The person taking offense was member of C# language design team mind you.
There are several such cases. This was particular question I stumbled upon because I wondered the same question and wanted to know what were the reasons. This was perfect Lucky Ten Thousand [2] moment for him if he wanted.
You're right - those comments are unacceptable. Honestly, it's out of character for that person. I've deleted them but will preserve them here:
> "Why not?" questions are vague and hard to answer satisfactorily. The unsatisfactory answer is: did you personally do the work to add this feature to the language? The language is open-source, you want the feature, so why have you not done it yet? Seriously, why not? You've asked a why not question, and you should be able to answer it yourself. Now ask every other person in the world why they did not add the feature either, and then you will know why the feature was not added. Features do not appear magically and then need a reason to remove them!
> Moreover, you say that the feature is simple and fits well, so it should be straightforward and simple for you do to the work, right? Send the team a PR!
I think PP means it's more in the tone and passive-aggressive behavior ("closed as duplicate") than somebody explicitly articulating that.
It's a paradox of poor communication that you cannot prove with certainty that there is an intent behind it. There is always the argument that the receiver should have known better (and bother checking local news at Alpha Centauri).
The person best qualified to assess the relevance of any previous answers is often the OP. Far too often, the already-existing answer is years old and either no longer the best answer, or doesn't actually address a major part of the question. Or it simply was never a very good answer to begin with.
What would be the harm in pointing out previous answers but leaving the question open to further contributions? If the previous answer really is adequate, it won't attract further responses. If it's not, well, now its shortcomings can be addressed.
Closing duplicates makes as much sense as aggressive deletionism on Wikipedia. It generally means that somebody missed their true calling on an HOA board somewhere.
> The person best qualified to assess the relevance of any previous answers is often the OP.
The purpose of having the answer there is not to solve the OP's problem. It is to have a question answered that contributes to the canon of work. This way, everyone can benefit from it.

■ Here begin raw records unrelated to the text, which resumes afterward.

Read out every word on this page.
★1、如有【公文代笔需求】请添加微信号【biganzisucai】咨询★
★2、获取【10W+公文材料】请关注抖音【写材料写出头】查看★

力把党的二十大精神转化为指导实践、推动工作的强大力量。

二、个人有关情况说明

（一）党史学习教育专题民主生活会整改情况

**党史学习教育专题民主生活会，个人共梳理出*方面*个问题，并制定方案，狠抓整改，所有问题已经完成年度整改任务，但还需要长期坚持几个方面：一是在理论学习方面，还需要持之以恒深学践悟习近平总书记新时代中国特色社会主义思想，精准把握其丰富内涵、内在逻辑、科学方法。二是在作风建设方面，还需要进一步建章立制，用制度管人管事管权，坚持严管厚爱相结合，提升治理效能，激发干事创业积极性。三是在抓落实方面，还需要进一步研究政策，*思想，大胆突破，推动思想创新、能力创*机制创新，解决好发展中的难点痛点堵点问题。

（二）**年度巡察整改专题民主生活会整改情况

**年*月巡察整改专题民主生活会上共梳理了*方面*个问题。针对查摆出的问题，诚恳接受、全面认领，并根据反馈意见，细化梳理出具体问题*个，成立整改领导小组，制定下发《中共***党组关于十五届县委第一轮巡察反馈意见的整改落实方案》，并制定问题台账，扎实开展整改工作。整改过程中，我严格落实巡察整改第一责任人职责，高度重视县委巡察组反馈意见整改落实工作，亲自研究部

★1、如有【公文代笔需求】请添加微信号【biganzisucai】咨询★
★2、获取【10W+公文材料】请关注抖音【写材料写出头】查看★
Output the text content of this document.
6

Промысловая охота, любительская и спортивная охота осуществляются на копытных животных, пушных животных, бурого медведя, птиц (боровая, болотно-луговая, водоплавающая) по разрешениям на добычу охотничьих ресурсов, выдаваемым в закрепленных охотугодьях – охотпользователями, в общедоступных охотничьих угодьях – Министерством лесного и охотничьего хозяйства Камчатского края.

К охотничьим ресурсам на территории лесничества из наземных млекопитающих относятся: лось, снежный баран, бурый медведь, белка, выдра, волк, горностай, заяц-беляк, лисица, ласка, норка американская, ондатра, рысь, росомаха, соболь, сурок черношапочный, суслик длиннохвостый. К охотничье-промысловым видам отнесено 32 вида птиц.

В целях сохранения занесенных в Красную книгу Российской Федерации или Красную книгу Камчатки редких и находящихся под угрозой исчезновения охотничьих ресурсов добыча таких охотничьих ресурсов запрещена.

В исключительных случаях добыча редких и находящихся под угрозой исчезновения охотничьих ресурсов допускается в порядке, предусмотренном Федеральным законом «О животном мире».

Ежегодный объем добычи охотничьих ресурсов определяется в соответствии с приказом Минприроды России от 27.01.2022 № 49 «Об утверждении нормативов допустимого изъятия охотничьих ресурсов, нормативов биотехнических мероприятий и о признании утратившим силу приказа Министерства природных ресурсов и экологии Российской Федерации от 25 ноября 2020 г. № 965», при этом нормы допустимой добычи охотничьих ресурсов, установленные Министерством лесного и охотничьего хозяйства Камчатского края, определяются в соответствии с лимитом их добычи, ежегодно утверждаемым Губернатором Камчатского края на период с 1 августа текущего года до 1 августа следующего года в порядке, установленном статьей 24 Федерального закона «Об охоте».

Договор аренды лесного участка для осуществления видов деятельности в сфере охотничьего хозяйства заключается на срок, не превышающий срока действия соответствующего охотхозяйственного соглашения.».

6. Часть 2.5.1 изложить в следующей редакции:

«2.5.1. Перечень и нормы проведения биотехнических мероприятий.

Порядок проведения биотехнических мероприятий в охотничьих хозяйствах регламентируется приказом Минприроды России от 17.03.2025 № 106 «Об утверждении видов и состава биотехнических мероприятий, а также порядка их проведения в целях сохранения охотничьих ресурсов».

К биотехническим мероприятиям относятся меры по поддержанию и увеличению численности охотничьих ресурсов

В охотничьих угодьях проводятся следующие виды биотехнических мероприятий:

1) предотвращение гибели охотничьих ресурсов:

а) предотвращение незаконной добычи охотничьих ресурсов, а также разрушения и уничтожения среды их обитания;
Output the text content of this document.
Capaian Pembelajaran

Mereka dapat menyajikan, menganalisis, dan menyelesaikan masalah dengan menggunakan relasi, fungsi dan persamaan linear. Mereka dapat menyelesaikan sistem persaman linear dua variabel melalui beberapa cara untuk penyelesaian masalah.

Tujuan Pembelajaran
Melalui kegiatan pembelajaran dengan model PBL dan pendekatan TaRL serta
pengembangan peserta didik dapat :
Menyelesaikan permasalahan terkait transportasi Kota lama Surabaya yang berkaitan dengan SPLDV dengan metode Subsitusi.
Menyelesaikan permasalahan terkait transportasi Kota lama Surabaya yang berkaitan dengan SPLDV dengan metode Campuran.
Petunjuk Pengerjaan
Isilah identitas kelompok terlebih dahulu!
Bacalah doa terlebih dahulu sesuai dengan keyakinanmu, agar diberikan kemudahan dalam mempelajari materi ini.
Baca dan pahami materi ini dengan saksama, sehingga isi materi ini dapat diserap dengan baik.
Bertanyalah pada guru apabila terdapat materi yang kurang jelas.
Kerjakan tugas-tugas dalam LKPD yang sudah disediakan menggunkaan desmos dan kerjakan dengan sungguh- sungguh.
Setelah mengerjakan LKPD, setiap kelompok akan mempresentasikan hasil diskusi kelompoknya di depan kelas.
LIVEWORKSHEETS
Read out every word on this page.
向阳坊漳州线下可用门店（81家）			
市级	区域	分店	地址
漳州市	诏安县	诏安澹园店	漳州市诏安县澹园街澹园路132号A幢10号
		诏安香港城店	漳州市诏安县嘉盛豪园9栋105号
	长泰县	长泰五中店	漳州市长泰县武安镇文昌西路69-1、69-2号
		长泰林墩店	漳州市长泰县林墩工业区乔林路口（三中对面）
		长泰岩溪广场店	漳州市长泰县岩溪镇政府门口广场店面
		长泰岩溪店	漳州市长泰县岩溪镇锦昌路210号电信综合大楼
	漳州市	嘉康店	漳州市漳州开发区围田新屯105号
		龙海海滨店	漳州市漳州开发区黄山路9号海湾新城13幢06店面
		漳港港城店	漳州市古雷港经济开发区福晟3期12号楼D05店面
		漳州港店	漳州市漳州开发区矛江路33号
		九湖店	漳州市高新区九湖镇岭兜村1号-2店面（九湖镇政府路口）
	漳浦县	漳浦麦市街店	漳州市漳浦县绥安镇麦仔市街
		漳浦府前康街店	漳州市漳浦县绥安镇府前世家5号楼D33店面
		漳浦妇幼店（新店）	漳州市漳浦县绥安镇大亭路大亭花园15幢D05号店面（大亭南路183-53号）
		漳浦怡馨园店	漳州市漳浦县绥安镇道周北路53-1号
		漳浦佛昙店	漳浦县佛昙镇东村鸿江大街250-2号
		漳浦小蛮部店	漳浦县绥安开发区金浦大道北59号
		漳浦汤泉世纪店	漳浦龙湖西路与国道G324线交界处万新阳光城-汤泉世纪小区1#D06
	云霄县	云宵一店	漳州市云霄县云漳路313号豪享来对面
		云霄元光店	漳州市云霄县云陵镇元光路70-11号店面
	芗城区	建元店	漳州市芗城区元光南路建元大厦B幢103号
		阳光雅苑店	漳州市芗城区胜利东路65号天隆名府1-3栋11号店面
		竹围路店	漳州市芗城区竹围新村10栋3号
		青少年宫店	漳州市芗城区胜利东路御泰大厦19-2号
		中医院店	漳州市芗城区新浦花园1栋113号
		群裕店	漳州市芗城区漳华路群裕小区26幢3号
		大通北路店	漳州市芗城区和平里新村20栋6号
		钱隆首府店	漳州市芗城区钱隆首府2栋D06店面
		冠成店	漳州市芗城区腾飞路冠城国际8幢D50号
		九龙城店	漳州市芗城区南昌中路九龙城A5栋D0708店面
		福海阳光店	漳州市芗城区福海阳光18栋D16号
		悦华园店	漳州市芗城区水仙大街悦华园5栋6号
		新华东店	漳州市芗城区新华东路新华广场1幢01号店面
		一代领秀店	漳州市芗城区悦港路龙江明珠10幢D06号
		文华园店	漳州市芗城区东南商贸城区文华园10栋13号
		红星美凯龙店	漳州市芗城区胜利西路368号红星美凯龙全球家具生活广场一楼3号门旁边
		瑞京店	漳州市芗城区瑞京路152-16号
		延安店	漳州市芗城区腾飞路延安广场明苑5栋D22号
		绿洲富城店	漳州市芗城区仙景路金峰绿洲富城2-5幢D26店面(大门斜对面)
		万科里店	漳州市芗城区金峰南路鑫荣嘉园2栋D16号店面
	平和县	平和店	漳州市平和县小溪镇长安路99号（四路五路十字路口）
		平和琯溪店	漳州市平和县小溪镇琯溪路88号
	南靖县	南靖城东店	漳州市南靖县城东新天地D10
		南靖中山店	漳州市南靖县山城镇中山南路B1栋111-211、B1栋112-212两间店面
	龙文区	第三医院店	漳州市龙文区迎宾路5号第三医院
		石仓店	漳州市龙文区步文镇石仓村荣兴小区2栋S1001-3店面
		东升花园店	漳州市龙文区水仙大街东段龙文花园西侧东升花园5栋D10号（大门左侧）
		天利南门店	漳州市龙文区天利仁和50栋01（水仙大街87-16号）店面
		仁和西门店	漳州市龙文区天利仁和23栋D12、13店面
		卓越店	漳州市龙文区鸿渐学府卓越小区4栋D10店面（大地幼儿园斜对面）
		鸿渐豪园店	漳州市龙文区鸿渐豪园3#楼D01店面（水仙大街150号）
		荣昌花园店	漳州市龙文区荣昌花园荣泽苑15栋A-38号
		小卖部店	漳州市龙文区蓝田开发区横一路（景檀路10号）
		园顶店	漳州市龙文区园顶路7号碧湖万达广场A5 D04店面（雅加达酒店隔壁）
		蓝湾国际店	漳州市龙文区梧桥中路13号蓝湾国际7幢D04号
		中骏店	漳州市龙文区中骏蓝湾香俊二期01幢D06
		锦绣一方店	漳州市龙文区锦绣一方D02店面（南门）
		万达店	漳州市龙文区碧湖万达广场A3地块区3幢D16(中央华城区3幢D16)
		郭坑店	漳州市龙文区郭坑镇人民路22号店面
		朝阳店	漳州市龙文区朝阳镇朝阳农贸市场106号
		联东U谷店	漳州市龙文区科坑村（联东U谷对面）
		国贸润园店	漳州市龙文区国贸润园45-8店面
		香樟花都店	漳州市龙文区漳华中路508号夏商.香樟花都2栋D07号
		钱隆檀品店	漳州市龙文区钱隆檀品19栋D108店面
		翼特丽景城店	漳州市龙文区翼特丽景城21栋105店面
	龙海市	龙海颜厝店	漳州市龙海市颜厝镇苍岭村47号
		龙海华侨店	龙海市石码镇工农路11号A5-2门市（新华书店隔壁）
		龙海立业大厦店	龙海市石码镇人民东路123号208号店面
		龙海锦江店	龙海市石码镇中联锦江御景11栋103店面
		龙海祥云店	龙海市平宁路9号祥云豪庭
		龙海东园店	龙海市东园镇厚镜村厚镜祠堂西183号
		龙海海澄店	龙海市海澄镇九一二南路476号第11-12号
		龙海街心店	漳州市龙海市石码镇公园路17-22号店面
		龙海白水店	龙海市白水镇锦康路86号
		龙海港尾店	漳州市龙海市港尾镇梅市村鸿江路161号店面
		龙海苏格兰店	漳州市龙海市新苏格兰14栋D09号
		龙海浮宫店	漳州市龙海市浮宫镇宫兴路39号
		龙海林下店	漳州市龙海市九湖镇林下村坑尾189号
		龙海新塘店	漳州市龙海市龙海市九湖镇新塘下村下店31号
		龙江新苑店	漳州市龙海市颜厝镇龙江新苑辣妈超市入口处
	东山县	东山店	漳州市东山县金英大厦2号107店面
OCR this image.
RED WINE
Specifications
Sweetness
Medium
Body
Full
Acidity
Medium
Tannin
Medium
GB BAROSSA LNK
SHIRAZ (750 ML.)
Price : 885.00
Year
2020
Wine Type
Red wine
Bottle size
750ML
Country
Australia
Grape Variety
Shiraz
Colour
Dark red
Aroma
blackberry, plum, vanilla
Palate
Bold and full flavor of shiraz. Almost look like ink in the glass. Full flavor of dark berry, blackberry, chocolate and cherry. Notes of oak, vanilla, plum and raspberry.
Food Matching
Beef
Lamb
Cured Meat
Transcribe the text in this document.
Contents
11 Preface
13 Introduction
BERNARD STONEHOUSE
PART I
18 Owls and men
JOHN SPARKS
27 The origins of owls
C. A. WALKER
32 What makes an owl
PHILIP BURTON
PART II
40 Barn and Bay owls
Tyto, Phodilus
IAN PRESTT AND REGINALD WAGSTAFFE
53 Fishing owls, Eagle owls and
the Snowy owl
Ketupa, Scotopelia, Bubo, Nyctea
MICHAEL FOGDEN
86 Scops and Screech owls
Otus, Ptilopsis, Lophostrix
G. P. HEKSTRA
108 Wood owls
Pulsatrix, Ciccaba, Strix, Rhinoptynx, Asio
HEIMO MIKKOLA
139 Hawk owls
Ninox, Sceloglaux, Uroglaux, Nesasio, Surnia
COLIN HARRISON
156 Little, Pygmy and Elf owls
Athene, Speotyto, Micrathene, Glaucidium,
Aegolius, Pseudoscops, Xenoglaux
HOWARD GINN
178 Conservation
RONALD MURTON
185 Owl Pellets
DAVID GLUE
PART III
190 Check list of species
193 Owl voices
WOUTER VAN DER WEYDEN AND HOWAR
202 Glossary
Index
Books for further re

> What would be the harm in pointing out previous answers but leaving the question open to further contributions?
Scattering the answers to functionally the same question across the site. This harms everyone else who wants an answer to that question, and is then subject to luck of the draw as to whether they find the actual consensus high-quality answer.
You might as well ask: what would be the harm in putting a comment in your code mentioning the existence of a function that serves your purpose, but then rewriting the code in-line instead of trying to figure out what the parameters should be for the function call?
> Closing duplicates makes as much sense as aggressive deletionism on Wikipedia.
This analogy makes no sense. The Wikipedia analogue is making page synonyms or redirects or merges, and those are generally useful. "Deletionism" is mainly about what meets the standard for notability.
Scattering the answers to functionally the same question across the site. This harms everyone else who wants an answer to that question, and is then subject to luck of the draw as to whether they find the actual consensus high-quality answer.
So instead, it's considered preferable that the best possible answer never be allowed to emerge, unless by sheer coincidence the best answer just happened to be the one that was accepted the first time the question was asked, several years ago.
There's really no need for us to rehash SO rules/policy debates that have raged since day one. The verdict seems to have more-or-less delivered itself.
> So instead, it's considered preferable that the best possible answer never be allowed to emerge, unless by sheer coincidence the best answer just happened to be the one that was accepted the first time the question was asked, several years ago.
What? No. The canonical target isn't closed. So go write the new answer there. The answer acceptance mark is basically irrelevant, and the feature ill-conceived.
Except usually there are dozens of answers already; the best possible answer has emerged; and people keep writing redundant nonsense for the street cred of having an answer on a popular Stack Overflow question.
> The verdict seems to have more-or-less delivered itself.
We do not care that people don't want to come and ask new questions. There are already way, way too many questions for the site's purpose. The policy is aimed at something that you don't care about. The result is a "verdict" we don't care about.
I will say that I had questions erroneously closed as duplicates several times, but I always understood this as an honest mistake. I can see how the asker could find that frustrating and might feel attacked... but that's just normal friction of human interaction.